Representing one's teaching in specific and dynamic ways is a challenging task in a teaching portfolio or teaching statement. This workshop will offer you some strategies in composing a teaching statement and portfolio that is unique and represents the innovative work you do with students. It would help to come to this session with one or two specific moments/memories/approaches in your mind that you think represent you as a teacher.

Discussion

Asking Tough Questions
Wednesday May 16th 12:30 PM-1:30 PM
Heidi Blackburn. STEM & Business Librarian (UNO)
Dr. Lisa Kort-Butler. Associate Professor of Sociology. (UNL)
Joan Latta Konecky. Biological Science Librarian (UNL)
Erin Painter. RIS Associate (UNO)

 

Time to talk. A  panel of experienced and resourceful colleagues will talk about teaching, answer questions and share their passion for teaching with the summit participants. 

Assessment

Assessing Information Literacy Concepts
Wednesday May 16th 1:35 PM-2:35 PM
Dr. Elizabeth Lewis. Associate Professor. Teacher Learning and Teacher Education. (UNL) 
 
This session will provide an overview of educational assessment foundations, common types of assessment, and how to align assessments with information literacy concepts.
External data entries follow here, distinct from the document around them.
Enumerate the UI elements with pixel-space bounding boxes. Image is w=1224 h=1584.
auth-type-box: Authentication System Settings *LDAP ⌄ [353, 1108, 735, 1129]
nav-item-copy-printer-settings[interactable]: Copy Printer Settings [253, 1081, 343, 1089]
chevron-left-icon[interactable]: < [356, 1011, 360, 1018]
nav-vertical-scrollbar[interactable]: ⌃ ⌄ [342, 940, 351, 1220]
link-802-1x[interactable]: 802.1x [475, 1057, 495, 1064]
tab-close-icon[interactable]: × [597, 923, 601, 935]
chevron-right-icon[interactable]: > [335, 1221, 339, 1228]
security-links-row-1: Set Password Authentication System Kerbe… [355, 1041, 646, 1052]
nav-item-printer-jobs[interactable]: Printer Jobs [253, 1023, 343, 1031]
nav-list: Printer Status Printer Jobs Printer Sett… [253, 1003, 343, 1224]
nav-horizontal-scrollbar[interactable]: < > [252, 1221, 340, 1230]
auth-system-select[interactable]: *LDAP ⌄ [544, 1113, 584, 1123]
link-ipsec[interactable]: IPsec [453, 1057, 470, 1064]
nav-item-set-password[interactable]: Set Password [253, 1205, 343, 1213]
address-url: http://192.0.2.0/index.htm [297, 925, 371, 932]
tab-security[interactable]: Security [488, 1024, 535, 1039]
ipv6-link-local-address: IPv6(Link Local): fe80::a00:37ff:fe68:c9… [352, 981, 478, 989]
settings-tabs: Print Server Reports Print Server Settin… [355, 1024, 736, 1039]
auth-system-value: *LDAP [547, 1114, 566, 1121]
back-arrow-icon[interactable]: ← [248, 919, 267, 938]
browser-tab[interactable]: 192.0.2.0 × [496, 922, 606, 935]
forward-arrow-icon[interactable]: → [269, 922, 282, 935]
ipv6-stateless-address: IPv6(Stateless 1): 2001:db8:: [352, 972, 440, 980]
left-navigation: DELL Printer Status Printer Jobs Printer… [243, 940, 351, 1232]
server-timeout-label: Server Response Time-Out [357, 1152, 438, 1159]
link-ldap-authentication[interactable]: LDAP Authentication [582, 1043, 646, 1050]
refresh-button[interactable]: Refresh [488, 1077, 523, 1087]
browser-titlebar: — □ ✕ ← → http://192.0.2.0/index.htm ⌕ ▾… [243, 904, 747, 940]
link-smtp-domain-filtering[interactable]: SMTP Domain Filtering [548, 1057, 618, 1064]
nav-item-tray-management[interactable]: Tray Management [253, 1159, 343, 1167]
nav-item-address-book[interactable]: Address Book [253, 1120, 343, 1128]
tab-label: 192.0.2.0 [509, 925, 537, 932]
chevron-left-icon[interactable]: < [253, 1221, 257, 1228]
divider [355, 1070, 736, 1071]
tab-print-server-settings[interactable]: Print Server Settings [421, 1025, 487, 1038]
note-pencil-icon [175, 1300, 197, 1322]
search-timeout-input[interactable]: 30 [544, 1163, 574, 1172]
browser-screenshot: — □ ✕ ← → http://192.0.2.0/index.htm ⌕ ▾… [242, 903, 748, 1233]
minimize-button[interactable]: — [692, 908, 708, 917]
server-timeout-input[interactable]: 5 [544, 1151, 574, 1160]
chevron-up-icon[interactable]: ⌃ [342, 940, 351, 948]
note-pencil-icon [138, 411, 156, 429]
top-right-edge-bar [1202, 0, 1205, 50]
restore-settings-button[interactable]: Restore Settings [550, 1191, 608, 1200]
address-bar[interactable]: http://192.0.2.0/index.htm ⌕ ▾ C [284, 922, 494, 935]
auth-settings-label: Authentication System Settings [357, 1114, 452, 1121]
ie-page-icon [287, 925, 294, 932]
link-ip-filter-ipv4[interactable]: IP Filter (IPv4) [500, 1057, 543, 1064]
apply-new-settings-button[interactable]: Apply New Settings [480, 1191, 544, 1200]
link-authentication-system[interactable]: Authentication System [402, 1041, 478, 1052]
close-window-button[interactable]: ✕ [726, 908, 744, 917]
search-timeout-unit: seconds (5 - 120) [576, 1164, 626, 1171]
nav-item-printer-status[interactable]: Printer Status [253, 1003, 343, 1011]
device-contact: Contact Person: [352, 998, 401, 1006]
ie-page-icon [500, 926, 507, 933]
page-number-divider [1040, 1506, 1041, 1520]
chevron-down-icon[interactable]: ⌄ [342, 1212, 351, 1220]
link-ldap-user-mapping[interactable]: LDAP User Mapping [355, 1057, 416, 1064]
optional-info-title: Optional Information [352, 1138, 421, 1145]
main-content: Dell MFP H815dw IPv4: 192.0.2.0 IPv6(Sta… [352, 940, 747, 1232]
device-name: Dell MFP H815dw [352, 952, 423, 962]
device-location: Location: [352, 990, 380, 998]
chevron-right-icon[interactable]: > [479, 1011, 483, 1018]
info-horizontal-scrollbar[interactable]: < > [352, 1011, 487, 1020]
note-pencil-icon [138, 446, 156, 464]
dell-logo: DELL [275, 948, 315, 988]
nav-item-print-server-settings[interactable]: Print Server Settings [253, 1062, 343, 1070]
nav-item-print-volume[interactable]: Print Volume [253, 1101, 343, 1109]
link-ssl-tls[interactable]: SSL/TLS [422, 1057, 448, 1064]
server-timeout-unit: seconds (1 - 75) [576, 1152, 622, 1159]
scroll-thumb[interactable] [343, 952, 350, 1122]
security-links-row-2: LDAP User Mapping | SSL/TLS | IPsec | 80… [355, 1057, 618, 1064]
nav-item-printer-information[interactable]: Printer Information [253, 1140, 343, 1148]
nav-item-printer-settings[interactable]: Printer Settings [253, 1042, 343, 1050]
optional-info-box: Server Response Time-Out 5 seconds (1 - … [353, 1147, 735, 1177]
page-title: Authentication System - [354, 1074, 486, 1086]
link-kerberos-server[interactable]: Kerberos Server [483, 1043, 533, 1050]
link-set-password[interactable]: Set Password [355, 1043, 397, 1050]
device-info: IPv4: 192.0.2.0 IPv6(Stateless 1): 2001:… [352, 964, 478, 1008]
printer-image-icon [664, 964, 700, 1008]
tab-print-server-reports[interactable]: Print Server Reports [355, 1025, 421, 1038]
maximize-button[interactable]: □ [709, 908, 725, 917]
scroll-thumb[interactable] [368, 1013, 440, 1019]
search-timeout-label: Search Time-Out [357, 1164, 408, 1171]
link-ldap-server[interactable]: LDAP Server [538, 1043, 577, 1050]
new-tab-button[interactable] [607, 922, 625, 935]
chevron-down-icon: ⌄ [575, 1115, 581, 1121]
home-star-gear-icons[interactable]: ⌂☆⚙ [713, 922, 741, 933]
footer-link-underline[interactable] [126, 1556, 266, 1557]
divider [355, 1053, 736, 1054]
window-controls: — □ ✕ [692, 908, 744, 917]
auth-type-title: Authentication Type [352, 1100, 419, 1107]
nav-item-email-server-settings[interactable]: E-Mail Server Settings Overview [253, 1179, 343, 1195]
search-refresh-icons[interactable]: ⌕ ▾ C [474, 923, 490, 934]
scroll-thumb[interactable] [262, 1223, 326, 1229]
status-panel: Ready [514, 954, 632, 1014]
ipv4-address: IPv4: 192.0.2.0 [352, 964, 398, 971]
Participants will have the opportunity to practice designing rubrics and plan a set of assessments for a future lesson they will implement.

Assessment

A Mixed Methods Approach to Assessing an Information Literacy Program
Wednesday May 16th 2:40 PM-3:40 PM
Katie BishopDirector of Research & Instruction Services. Humanities Librarian. (UNO)
 

UNO Libraries instructors spend a week teaching information literacy concepts to students taking Composition II. In this session we outline the different methodologies employed to assess this instruction program; examine the strengths and weaknesses of each approach; and discuss the results. Participants will get a sense of which methodologies might work to assess their instruction activities.  

Second Day

Thursday May 17th 

Curriculum Design

 Developing Learner-Centered Information Literacy Instruction for One-Shots,  Courses Taken for Credit, and Everything In-between.
Thursday May 17th 9:30 AM -10:45 AM​

Lorna Dawes. Social Science Librarian (UNL)
Mary Bolin. 
Meta-Data Librarian (UNL)

 

This session will explore three common learning theories and how they can inform information literacy instruction. It will highlight  backward design and demonstrate how it can be used to develop curricular materials and teaching strategies that support a  learner-centered, constructivist approach to teaching and learning.  Participants will examine their current teaching materials and pedagogy and apply some  general course development methods to their own teaching environment. 

Teaching Portfolios

The Teaching Portfolio for Librarians
Thursday May 17th 10:45 AM -11:45 AM​

Dr.  Elizabeth Lorang
Humanities Librarian  (UNL)

 

This session will frame the goals of teaching portfolios, provide examples of teaching portfolios developed by librarians and other teachers, and encourage participants to begin thinking about and creating their own teaching portfolio.